Je n’ai pas de parcours universitaire classique, je suis autodidacte. Je suis devenu critique du néolibéralisme, de ses effets économiques, sociaux et culturels. Mes références actuelles sont Emmanuel Todd, René Girard, Jean-Claude Michéa, Dany-Robert Dufour, Bernard Friot, Frédéric Lordon, David Cayla, Coralie Delaume, David Graeber, Michel Feher, Naomi Klein...
Il arrive parfois que l’on prenne le temps de parcourir les programmes des candidats dits « mineurs » à l’élection présidentielle : Nathalie Arthaud, Philippe Poutou et Jean Lassalle[1].

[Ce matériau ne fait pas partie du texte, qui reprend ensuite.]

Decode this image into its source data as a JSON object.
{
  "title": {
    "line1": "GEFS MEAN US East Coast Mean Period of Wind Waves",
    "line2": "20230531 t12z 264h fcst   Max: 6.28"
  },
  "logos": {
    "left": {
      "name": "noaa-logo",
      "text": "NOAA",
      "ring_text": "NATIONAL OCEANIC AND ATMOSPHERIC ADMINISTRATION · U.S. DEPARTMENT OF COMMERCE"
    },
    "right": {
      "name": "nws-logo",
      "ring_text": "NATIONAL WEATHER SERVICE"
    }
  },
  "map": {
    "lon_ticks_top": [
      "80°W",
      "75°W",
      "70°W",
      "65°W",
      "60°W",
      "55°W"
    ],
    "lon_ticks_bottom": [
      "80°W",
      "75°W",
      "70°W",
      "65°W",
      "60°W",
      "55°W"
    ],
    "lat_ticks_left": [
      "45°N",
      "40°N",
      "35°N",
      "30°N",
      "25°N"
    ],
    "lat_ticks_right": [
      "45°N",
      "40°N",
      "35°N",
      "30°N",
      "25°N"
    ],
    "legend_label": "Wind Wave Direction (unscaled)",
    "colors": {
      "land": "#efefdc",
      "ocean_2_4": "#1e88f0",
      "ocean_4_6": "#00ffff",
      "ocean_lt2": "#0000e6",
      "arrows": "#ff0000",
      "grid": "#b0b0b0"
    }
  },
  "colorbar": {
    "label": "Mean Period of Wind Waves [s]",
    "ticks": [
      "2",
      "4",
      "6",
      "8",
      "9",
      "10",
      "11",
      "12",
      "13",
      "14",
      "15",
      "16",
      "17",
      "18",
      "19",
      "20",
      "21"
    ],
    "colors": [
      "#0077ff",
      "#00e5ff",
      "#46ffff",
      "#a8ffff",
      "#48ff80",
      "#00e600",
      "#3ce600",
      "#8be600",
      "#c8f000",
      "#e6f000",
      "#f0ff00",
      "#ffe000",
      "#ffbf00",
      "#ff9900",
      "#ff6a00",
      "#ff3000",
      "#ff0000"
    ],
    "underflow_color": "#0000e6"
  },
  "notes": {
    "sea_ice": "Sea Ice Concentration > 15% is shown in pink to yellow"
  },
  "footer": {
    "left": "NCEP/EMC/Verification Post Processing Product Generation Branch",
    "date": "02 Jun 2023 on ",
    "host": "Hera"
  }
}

Concernant Nathalie Arthaud et Philippe Poutou, la lecture de leurs programmes ne réserve guère de surprises. Les deux candidats trotskistes défendent des mesures classiques de leur courant idéologique :
– augmentation du SMIC à 1 800 euros nets pour Philippe Poutou et 2 000 euros nets pour Nathalie Arthaud ;
– réquisition des banques et de certaines entreprises ;
– expropriation des grandes fortunes ;
– libre circulation des migrants ;
– suppression de la TVA, soit environ 150 milliards d’euros de recettes fiscales en moins ;
– projet de « États-Unis socialistes d’Europe ».

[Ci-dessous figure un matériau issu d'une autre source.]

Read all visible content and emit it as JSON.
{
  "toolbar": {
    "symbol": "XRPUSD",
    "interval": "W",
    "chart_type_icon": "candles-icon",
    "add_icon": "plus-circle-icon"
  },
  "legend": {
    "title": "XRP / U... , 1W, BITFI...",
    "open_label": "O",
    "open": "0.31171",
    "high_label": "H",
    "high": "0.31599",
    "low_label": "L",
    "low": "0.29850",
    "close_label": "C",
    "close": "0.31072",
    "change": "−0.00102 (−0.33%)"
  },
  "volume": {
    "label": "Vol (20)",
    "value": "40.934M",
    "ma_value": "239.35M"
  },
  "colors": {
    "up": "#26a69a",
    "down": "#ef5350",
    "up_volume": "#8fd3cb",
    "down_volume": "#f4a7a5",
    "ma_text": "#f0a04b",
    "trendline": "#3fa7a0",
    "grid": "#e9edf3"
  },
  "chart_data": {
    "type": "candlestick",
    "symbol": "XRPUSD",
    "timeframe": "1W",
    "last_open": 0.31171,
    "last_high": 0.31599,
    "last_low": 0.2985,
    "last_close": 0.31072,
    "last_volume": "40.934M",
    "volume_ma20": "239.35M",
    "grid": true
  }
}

Philippe Poutou va plus loin encore en proposant le désarmement de la police et la suppression des prisons.
Un point interroge toutefois : l’absence de référence à des propositions issues du communisme contemporain, comme le salaire à vie défendu par Bernard Friot[2]. Une telle mesure, portée par un candidat communiste s’entourant d’économistes comme Bernard Friot ou Frédéric Lordon, pourrait sans doute élargir l’audience électorale et contribuer à populariser des idées communistes renouvelées au sein des classes populaires. Ces candidatures semblent ainsi davantage relever d’une logique testimoniale que d’une stratégie de conquête électorale.

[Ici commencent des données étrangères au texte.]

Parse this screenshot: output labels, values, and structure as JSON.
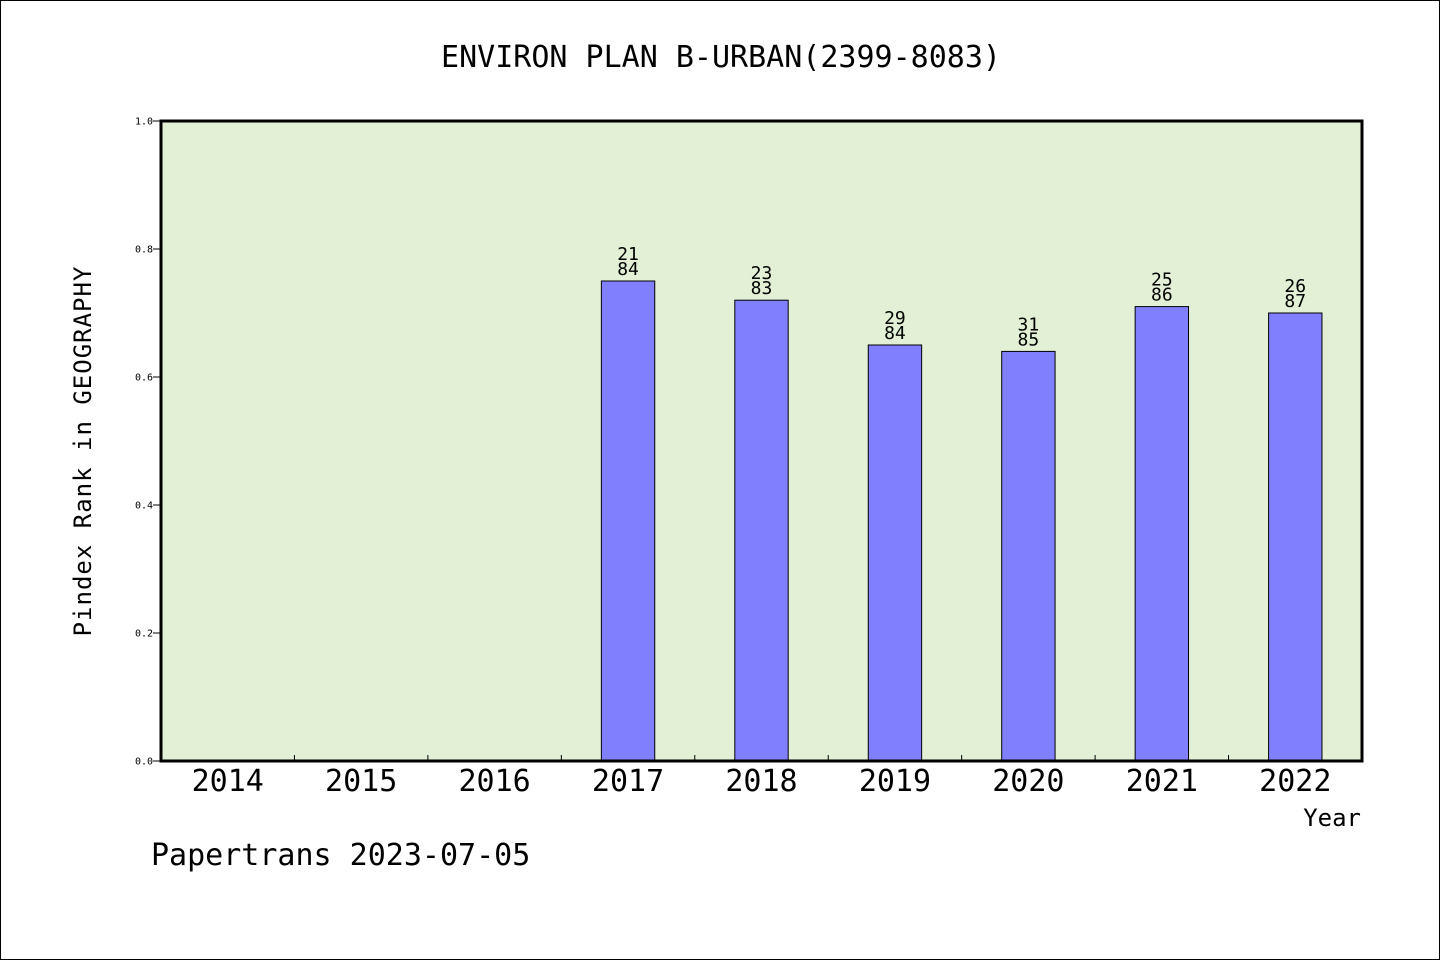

Le cas de Jean Lassalle est d’une tout autre nature. Issu du monde rural, fils de berger, passé par l’UDF puis le MoDem, il bénéficie d’un fort capital de sympathie et est souvent tourné en dérision par les médias en raison de son style et de son franc-parler. Pourtant, une lecture attentive de son programme révèle un ensemble de propositions sociales et institutionnelles notables :
– instauration d’un référendum d’initiative citoyenne (RIC) ;
– extension du RSA aux jeunes de 18 à 25 ans ;
– construction de logements sociaux et remise en cause des baisses des APL ;
– hébergement garanti pour toutes les personnes sans domicile ;
– ouverture de 20 000 lits hospitaliers et recrutement de 100 000 soignants ;
– revalorisation du salaire et du statut des enseignants ;
– valorisation de l’alternance et des filières professionnelles ;
– revalorisation du SMIC à 1 400 euros nets ;
– rétablissement de l’ISF ;
– investissements massifs dans la réindustrialisation ;
– nationalisation des entreprises relevant de secteurs stratégiques.
Ce programme s’inscrit toutefois dans une vision rurale et traditionaliste, sans remise en cause de la chasse et de la pêche, et où la question écologique demeure marginale. Par ailleurs, la référence constante à la souveraineté nationale ne s’accompagne pas d’une critique explicite des traités européens.